I forgot about the kissing noises. Yes Sylvie didn't like those. Annabell seems ok. The breeder kissed each one of her hedgies when taking them out of the cage, so I'm guessing that's why she's ok.

I'm with you on the snake theory


----------



## MoonbeamHH (May 3, 2010)

Snowball doesn't like the kissing sounds, loud banging, the sound of the bath tub water running. I can't think of anything more on top of my head.


----------



## Nell (Aug 26, 2010)

Consonants, loud breathing, coughing, sniffing, water running, kissing, items falling, hammering, vacuum cleaner, tapping, snapping, hair scratching, typing. 

My hedgehog particularly hates it when I scratch my head. 

Just think of it this way: if you were wearing hearing aids, and cranked the volume as loud as you could, what would bother you?

Edit: Book pages flipping, throat clearing, ANY kind of breathing, I think he can even hear my bone joints moving because he hates that too.

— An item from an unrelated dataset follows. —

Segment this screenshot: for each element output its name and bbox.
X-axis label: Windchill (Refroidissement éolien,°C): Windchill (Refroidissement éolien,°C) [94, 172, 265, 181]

Yes I know, it's long... my hedgehog is pleasantly cranky/temperamental.


----------



## Tarynsgate (Sep 25, 2010)

Wow, that's a humongous list of stuff that your hedgie dosen't like.


----------



## Olympia (Aug 4, 2010)

Clémentine doesn't like the sound of paper rustling. She hates it when I move invoices when I work on my budget on the computer while she's on my lap. She used to hate kissing noises but I kept doing it and she got used to it.


----------